In recent months, the United States has made a push to remove its troops from Afghanistan after invading over seventeen years ago. Following the 9/11 terrorist attacks, the U.S. invaded to overthrow the Taliban, an insurgent group who controlled Afghanistan at the time. Under the Taliban’s rule, Al-Qaeda, the group responsible for 9/11, was allowed to take refuge in Afghanistan. Quickly after the U.S. invasion, the Taliban was overthrown and a democratic government was established in Afghanistan.

However, ever since the Taliban was forced out of power, they have been fighting a constant war against the U.S.-backed government. US troops have been in Iraq for almost eighteen years, making it the longest war in American history. Now, the United States has indicated it is looking for diplomatic solutions to end the conflict.

In the past few weeks, a team of U.S. negotiators led by Zalmay Khalilzad made a significant breakthrough in negotiations. The United States has agreed in principle to remove 14,000 troops stationed in Afghanistan and in exchange the Taliban will engage in talks with the Afghanistan government, which they previously refused to do. The Taliban has also agreed to never again aid terrorists within Afghanistan.

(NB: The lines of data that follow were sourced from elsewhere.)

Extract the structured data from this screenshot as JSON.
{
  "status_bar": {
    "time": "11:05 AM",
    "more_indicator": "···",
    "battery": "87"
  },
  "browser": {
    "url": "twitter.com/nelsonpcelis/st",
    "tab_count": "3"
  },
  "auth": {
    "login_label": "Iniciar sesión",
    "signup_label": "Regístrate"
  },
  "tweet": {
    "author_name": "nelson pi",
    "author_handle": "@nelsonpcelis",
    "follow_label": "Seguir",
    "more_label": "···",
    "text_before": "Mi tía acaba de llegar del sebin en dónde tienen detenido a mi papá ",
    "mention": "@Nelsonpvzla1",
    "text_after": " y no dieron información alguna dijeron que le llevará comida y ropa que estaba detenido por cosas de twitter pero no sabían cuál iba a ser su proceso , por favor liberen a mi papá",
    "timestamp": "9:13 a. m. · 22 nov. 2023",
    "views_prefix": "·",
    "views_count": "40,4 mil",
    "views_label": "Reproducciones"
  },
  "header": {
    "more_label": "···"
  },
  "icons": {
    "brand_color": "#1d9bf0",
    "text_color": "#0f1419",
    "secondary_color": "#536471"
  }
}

Although this agreement represents unprecedented progress towards peace, it has not been officially agreed to as complications remain. The biggest of these is the Taliban refuses to recognize the Afghanistan Government as legitimate, decreasing the likelihood of a joint Afghanistan-Taliban government.

Additionally, there is concern that once U.S. troops leave Afghanistan the Taliban will renege and attempt to again grab power in Afghanistan. Despite this concern, President Trump has been a vocal supporter of the removal of troops. In fact, Trump has already begun to pull some troops from the country.

Military officials have advised against an immediate withdrawal, fearing that without a U.S. presence the negotiations could again descend into civil war. And without the support of the U.S. military, the government in Kabul may not be able to hold off Taliban forces.

Although these worries mean negotiations will continue with caution, both the U.S. and the Taliban have remained open to a peace deal, hoping to end almost two decades of bloodshed and violence.